I’m not sure I could cope with the wall paper but I like the color scheme and the setup of the kitchen. I wonder if the hood over the stove top was real. I’d love to have a real stove hood.
@beschizza have you forgotten about LILEKS?
The soup bowls remind me of how bizarrely popular French onion soup was in the US in the late 70s/early 80s.
@incarnedine_v, we have a couple of those chairs, but in white; they were yellow when my mother bought them. Thanks for the color recommendation.
my visual nerve burnt out. does anyone know if this is temporary?
To be fair, nobody cared about the décor. We’d walk in the door, drop our keys in the glass, and get straight to it. Then on the way out, we’d grab a set of keys, go to a home and get straight to it all over again. Malaise only started once we sobered up enough to look around.

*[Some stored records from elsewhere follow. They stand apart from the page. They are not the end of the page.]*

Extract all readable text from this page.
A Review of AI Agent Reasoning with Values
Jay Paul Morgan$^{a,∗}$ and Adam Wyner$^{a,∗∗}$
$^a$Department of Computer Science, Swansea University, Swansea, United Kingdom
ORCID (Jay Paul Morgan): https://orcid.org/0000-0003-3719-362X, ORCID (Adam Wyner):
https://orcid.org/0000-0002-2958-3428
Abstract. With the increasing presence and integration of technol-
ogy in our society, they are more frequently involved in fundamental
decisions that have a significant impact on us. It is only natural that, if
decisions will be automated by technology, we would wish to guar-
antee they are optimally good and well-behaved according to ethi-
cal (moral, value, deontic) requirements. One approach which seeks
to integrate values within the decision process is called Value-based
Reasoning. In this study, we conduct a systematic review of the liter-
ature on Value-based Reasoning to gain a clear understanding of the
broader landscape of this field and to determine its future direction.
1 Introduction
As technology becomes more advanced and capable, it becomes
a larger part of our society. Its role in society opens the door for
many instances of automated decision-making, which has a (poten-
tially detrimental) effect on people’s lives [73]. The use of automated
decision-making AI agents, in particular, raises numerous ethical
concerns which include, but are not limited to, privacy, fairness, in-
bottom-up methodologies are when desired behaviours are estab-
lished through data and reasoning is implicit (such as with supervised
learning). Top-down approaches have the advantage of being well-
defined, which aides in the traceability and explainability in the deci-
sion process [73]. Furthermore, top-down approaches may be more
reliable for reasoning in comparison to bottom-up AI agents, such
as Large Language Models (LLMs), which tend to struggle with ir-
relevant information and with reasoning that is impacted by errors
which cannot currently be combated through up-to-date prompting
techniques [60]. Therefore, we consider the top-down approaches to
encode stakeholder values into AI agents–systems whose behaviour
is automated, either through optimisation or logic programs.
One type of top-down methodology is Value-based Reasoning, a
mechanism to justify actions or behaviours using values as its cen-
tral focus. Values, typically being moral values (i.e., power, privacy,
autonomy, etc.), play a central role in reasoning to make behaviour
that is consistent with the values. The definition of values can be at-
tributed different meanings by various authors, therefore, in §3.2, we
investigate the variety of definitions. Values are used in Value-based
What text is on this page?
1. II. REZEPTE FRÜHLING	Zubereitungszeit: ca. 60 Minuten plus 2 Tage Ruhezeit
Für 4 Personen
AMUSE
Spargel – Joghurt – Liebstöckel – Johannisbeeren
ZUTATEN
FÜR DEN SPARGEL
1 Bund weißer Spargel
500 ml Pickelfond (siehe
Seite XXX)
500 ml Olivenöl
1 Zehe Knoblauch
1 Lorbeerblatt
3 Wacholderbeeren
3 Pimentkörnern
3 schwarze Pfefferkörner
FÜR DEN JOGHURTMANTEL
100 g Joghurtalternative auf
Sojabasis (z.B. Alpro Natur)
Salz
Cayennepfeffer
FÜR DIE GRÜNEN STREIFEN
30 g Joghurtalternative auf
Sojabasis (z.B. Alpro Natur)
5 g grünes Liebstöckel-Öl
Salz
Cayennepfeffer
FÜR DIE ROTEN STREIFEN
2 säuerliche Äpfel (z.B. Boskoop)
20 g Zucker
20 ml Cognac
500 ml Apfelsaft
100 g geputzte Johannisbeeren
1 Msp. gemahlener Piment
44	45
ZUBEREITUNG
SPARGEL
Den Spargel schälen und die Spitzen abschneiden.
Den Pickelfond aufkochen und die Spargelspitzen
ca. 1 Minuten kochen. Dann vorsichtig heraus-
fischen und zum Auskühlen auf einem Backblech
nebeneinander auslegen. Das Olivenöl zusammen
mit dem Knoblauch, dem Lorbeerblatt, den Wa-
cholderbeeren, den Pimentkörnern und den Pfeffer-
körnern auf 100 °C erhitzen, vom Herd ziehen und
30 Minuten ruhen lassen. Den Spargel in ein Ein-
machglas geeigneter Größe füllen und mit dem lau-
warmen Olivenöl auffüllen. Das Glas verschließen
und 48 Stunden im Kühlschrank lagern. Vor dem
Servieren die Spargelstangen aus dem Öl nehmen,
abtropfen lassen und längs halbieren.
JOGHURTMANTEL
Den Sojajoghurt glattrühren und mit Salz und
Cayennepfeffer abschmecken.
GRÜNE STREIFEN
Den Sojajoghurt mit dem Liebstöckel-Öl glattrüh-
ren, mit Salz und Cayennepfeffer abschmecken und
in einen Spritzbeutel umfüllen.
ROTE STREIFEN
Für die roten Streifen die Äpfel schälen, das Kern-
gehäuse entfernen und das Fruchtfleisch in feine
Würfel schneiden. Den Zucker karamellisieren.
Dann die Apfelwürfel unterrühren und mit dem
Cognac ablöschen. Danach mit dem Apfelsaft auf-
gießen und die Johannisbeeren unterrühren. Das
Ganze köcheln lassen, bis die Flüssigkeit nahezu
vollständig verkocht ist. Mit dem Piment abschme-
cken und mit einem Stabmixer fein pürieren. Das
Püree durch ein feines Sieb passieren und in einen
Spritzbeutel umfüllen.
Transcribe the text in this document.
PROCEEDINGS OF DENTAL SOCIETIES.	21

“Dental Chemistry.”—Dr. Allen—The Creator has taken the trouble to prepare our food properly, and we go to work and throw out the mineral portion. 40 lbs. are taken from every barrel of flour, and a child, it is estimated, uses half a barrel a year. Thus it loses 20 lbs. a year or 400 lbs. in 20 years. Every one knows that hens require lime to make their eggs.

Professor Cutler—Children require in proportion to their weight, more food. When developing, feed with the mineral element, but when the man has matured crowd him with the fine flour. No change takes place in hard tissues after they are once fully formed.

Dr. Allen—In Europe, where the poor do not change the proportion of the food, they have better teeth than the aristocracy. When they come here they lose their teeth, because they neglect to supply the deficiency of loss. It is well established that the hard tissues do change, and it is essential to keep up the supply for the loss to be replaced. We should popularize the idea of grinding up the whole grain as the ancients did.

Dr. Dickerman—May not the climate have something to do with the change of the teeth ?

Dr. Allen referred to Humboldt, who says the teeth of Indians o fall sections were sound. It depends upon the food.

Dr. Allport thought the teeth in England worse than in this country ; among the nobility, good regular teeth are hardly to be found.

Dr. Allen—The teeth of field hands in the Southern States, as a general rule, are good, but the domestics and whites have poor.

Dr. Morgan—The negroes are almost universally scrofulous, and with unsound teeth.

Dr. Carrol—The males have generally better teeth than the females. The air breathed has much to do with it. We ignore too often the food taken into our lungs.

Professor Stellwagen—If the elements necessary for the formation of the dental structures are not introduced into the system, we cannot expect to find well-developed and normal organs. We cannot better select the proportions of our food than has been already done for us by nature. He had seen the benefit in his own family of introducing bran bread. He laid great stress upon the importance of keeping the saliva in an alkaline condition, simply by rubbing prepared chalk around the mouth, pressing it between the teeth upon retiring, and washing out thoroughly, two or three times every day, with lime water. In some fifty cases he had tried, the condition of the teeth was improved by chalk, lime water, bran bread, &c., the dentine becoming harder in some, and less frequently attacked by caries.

Later, Reagan popularized cocaine, and we felt better again. Great, in fact. Fantastic! But that’s a story for another day.
I know it is real, just the question of how is it horrible? The pink… the avocado green… it hurts just to look at it.
It’s like…these rooms were designed without care for whether people would actually use them or not. Imagine sitting at that that…kitchen island thing, with the lack of leg room and cluttered surface, and uncomfortable chairs. Now imagine someone trying to slip by with a tray of food; where would that tray go? and how would it be served?
And that first pic, with the tiny table and the horde of useless table settings.
A recipe for knocked over glasses and meal time anxiety.
i wouldn’t do any of them for my own home, but i don’t hate any of them entirely… in fact, there’s parts of each i rather like. as for the “random loom on the random table”… haven’t they ever heard of decorative objects?
I remember a lot of avocado colored shag carpet, and Aztec gold colored appliances, and burnt orange accents, and lamps with uselessly dim bulbs that hung from chains and were controlled by a wall switch that was located quite far from the area illuminated (for some value of the word “illuminated”) by the lamp, and Naugahyde… so much Naugahyde.
Yeah, that lino is fantastic.
Eating meals with live burners six inches form your moving hands? That stove hood looming over you the entire time? The clutter, the lack of room, that large stove close to the diners, blowing heat over them every time it’s opened…blergh.
The chairs are surprisingly comfortable.
In fact, I’ll bet somewhere out there are a couple of people that bought looms at a flea market for their decor in the last five years.
I thought the kitchen with the linoleum floral was mostly tragic (although by itself, the floral on the open shelves might be an okay element if the rest of the design didn’t suck). The Easter pastel kitchen isn’t a bad palette; just ran too far with it. Even striping the blinds? Sheesh! The living/dining cozy country thing almost worked, but first thing I’d do is axe the candy apple carpet. And the wheelbarrow on the dining set just has to go - it’s too big, dominates the table and has that stupid arm that would only get knocked around constantly.
Now, you’re more likely to get your dinner in a tiny wheelbarrow than to have one as a centrepiece. Progress!
Yes, but I’ve got a long time to wait before my meal will come out and talk to me, recommend which steak cuts will be the best from it.